Continua il flusso di profughi dall’Etiopia al Kenya, in gran parte donne e bambini

Dall’inizio di marzo migliaia di civili sono in fuga dalla regione Oromia dell’Etiopia, dove sono in corso combattimenti tra esercito e Fronte di liberazione Oromo, e chiedono asilo in Kenya

Migrazioni 19_03_2018

Dall’inizio di marzo l’Etiopia ha dichiarato lo stato d’emergenza in risposta all’intensificarsi delle manifestazioni di protesta del Fronte di liberazione Oromo. Tra il 3 e il 4 marzo cinque persone sono morte in scontri tra forze di sicurezza e dimostranti. Il 10 marzo nei pressi della città di Moyale, attraversata dalla frontiera con il Kenya, durante una operazione militare nove civili sono stati uccisi e altri 12 sono stati feriti. In preda al terrore, oltre 8.000 civili hanno attraversato il confine con il Kenya chiedendo asilo e altri stanno seguendo il loro esempio. La Società della Croce Rossa del Kenya, KRDS, sostiene che per lo più si tratta di donne e bambini. Secondo le testimonianze dei profughi riportate dalla Bbc e dal quotidiano kenyano The Nation, i soldati hanno sparato a chiunque si trovasse a tiro. Un uomo anziano è morto colpito alla schiena. Neanche i luoghi di culto sono stati rispettati, i soldati hanno dato la caccia ai militanti del Fronte di liberazione Oromo persino nelle moschee. L’emergenza ha colto le autorità kenyane impreparate.

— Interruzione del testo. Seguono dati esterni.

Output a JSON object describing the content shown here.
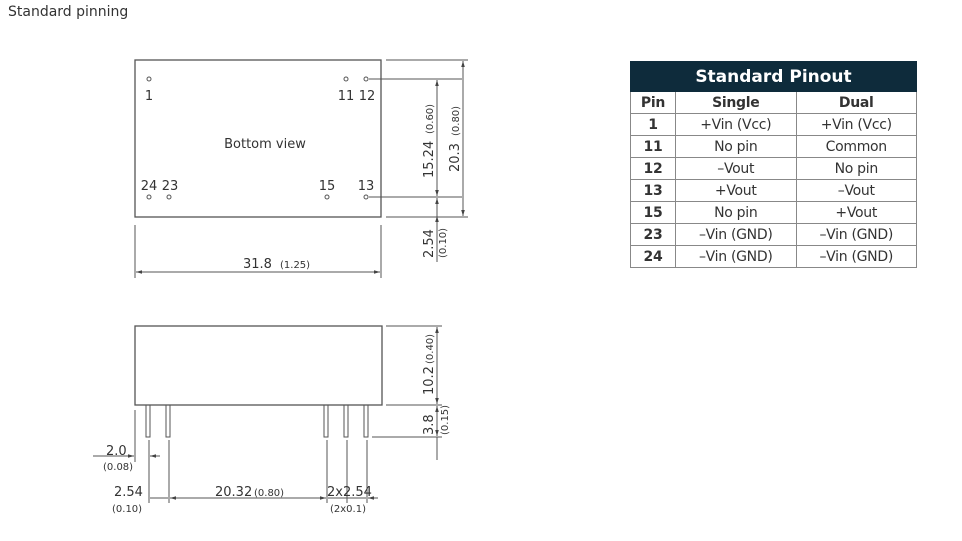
{
  "section_title": "Standard pinning",
  "bottom_view": {
    "label": "Bottom view",
    "pins": [
      "1",
      "11",
      "12",
      "24",
      "23",
      "15",
      "13"
    ],
    "dims": {
      "width": "31.8",
      "width_in": "(1.25)",
      "pin_span": "15.24",
      "pin_span_in": "(0.60)",
      "height": "20.3",
      "height_in": "(0.80)",
      "edge": "2.54",
      "edge_in": "(0.10)"
    }
  },
  "side_view": {
    "dims": {
      "body_h": "10.2",
      "body_h_in": "(0.40)",
      "pin_len": "3.8",
      "pin_len_in": "(0.15)",
      "offset": "2.0",
      "offset_in": "(0.08)",
      "pitch": "2.54",
      "pitch_in": "(0.10)",
      "span": "20.32",
      "span_in": "(0.80)",
      "pitch2": "2x2.54",
      "pitch2_in": "(2x0.1)"
    }
  },
  "pinout": {
    "title": "Standard Pinout",
    "headers": [
      "Pin",
      "Single",
      "Dual"
    ],
    "rows": [
      [
        "1",
        "+Vin (Vcc)",
        "+Vin (Vcc)"
      ],
      [
        "11",
        "No pin",
        "Common"
      ],
      [
        "12",
        "–Vout",
        "No pin"
      ],
      [
        "13",
        "+Vout",
        "–Vout"
      ],
      [
        "15",
        "No pin",
        "+Vout"
      ],
      [
        "23",
        "–Vin (GND)",
        "–Vin (GND)"
      ],
      [
        "24",
        "–Vin (GND)",
        "–Vin (GND)"
      ]
    ],
    "header_color": "#0e2b3b"
  }
}
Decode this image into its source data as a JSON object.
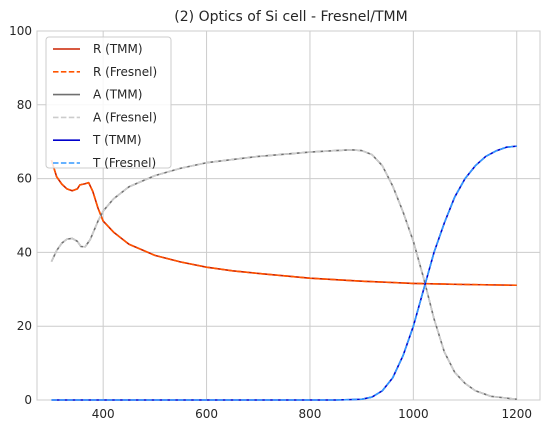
{
  "chart_data": {
    "type": "line",
    "title": "(2) Optics of Si cell - Fresnel/TMM",
    "xlabel": "",
    "ylabel": "",
    "xlim": [
      272,
      1245
    ],
    "ylim": [
      0,
      100
    ],
    "xticks": [
      400,
      600,
      800,
      1000,
      1200
    ],
    "yticks": [
      0,
      20,
      40,
      60,
      80,
      100
    ],
    "grid": true,
    "legend_position": "top-left",
    "series": [
      {
        "name": "R (TMM)",
        "color": "#cc2200",
        "dash": "solid",
        "points": [
          [
            300,
            65
          ],
          [
            310,
            60.5
          ],
          [
            320,
            58.5
          ],
          [
            330,
            57.2
          ],
          [
            340,
            56.7
          ],
          [
            350,
            57.2
          ],
          [
            355,
            58.3
          ],
          [
            365,
            58.6
          ],
          [
            372,
            58.9
          ],
          [
            380,
            56.5
          ],
          [
            390,
            52
          ],
          [
            400,
            48.5
          ],
          [
            420,
            45.5
          ],
          [
            450,
            42.2
          ],
          [
            500,
            39.2
          ],
          [
            550,
            37.4
          ],
          [
            600,
            36.0
          ],
          [
            650,
            35.0
          ],
          [
            700,
            34.3
          ],
          [
            800,
            33.0
          ],
          [
            900,
            32.2
          ],
          [
            1000,
            31.6
          ],
          [
            1100,
            31.3
          ],
          [
            1200,
            31.1
          ]
        ]
      },
      {
        "name": "R (Fresnel)",
        "color": "#ff5500",
        "dash": "dashed",
        "points": [
          [
            300,
            65
          ],
          [
            310,
            60.5
          ],
          [
            320,
            58.5
          ],
          [
            330,
            57.2
          ],
          [
            340,
            56.7
          ],
          [
            350,
            57.2
          ],
          [
            355,
            58.3
          ],
          [
            365,
            58.6
          ],
          [
            372,
            58.9
          ],
          [
            380,
            56.5
          ],
          [
            390,
            52
          ],
          [
            400,
            48.5
          ],
          [
            420,
            45.5
          ],
          [
            450,
            42.2
          ],
          [
            500,
            39.2
          ],
          [
            550,
            37.4
          ],
          [
            600,
            36.0
          ],
          [
            650,
            35.0
          ],
          [
            700,
            34.3
          ],
          [
            800,
            33.0
          ],
          [
            900,
            32.2
          ],
          [
            1000,
            31.6
          ],
          [
            1100,
            31.3
          ],
          [
            1200,
            31.1
          ]
        ]
      },
      {
        "name": "A (TMM)",
        "color": "#707070",
        "dash": "solid",
        "points": [
          [
            300,
            37.5
          ],
          [
            310,
            40.5
          ],
          [
            320,
            42.5
          ],
          [
            330,
            43.6
          ],
          [
            340,
            43.8
          ],
          [
            350,
            43.0
          ],
          [
            357,
            41.6
          ],
          [
            365,
            41.5
          ],
          [
            375,
            43.5
          ],
          [
            390,
            48.5
          ],
          [
            400,
            51.2
          ],
          [
            420,
            54.5
          ],
          [
            450,
            57.8
          ],
          [
            500,
            60.8
          ],
          [
            550,
            62.8
          ],
          [
            600,
            64.3
          ],
          [
            700,
            66.0
          ],
          [
            800,
            67.2
          ],
          [
            850,
            67.6
          ],
          [
            880,
            67.8
          ],
          [
            900,
            67.6
          ],
          [
            920,
            66.5
          ],
          [
            940,
            63.5
          ],
          [
            960,
            58
          ],
          [
            980,
            51
          ],
          [
            1000,
            43
          ],
          [
            1020,
            33
          ],
          [
            1040,
            22
          ],
          [
            1060,
            13
          ],
          [
            1080,
            7.5
          ],
          [
            1100,
            4.5
          ],
          [
            1120,
            2.5
          ],
          [
            1150,
            1.0
          ],
          [
            1200,
            0.2
          ]
        ]
      },
      {
        "name": "A (Fresnel)",
        "color": "#cccccc",
        "dash": "dashed",
        "points": [
          [
            300,
            37.5
          ],
          [
            310,
            40.5
          ],
          [
            320,
            42.5
          ],
          [
            330,
            43.6
          ],
          [
            340,
            43.8
          ],
          [
            350,
            43.0
          ],
          [
            357,
            41.6
          ],
          [
            365,
            41.5
          ],
          [
            375,
            43.5
          ],
          [
            390,
            48.5
          ],
          [
            400,
            51.2
          ],
          [
            420,
            54.5
          ],
          [
            450,
            57.8
          ],
          [
            500,
            60.8
          ],
          [
            550,
            62.8
          ],
          [
            600,
            64.3
          ],
          [
            700,
            66.0
          ],
          [
            800,
            67.2
          ],
          [
            850,
            67.6
          ],
          [
            880,
            67.8
          ],
          [
            900,
            67.6
          ],
          [
            920,
            66.5
          ],
          [
            940,
            63.5
          ],
          [
            960,
            58
          ],
          [
            980,
            51
          ],
          [
            1000,
            43
          ],
          [
            1020,
            33
          ],
          [
            1040,
            22
          ],
          [
            1060,
            13
          ],
          [
            1080,
            7.5
          ],
          [
            1100,
            4.5
          ],
          [
            1120,
            2.5
          ],
          [
            1150,
            1.0
          ],
          [
            1200,
            0.2
          ]
        ]
      },
      {
        "name": "T (TMM)",
        "color": "#0000cc",
        "dash": "solid",
        "points": [
          [
            300,
            0
          ],
          [
            850,
            0
          ],
          [
            900,
            0.2
          ],
          [
            920,
            0.8
          ],
          [
            940,
            2.5
          ],
          [
            960,
            6
          ],
          [
            980,
            12
          ],
          [
            1000,
            20
          ],
          [
            1020,
            30
          ],
          [
            1040,
            40
          ],
          [
            1060,
            48
          ],
          [
            1080,
            55
          ],
          [
            1100,
            60
          ],
          [
            1120,
            63.5
          ],
          [
            1140,
            66
          ],
          [
            1160,
            67.5
          ],
          [
            1180,
            68.5
          ],
          [
            1200,
            68.8
          ]
        ]
      },
      {
        "name": "T (Fresnel)",
        "color": "#3399ff",
        "dash": "dashed",
        "points": [
          [
            300,
            0
          ],
          [
            850,
            0
          ],
          [
            900,
            0.2
          ],
          [
            920,
            0.8
          ],
          [
            940,
            2.5
          ],
          [
            960,
            6
          ],
          [
            980,
            12
          ],
          [
            1000,
            20
          ],
          [
            1020,
            30
          ],
          [
            1040,
            40
          ],
          [
            1060,
            48
          ],
          [
            1080,
            55
          ],
          [
            1100,
            60
          ],
          [
            1120,
            63.5
          ],
          [
            1140,
            66
          ],
          [
            1160,
            67.5
          ],
          [
            1180,
            68.5
          ],
          [
            1200,
            68.8
          ]
        ]
      }
    ]
  }
}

Talaso Chucha, coordinatrice della KRDS, sostiene che manca un’area per registrare il numero e l’identità dei profughi. Le autorità locali hanno organizzato cinque punti di raccolta, ma la maggior parte dei profughi sono sparpagliati in città in attesa di aiuto. C’è bisogno di un campo di raccolta dove far confluire le risorse e poterli soccorrere. Al momento 15 paramedici sono stati addetti ad assisterli. Mancano cibo, acqua potabile, letti e servizi igienici. Fino a 50 persone e più ancora sono costrette a vivere in una sola abitazione. La KRDS avverte che, se non si pone rimedio alla situazione, c’è rischio di epidemie, soprattutto di colera, sia per i profughi sia per gli abitanti della regione.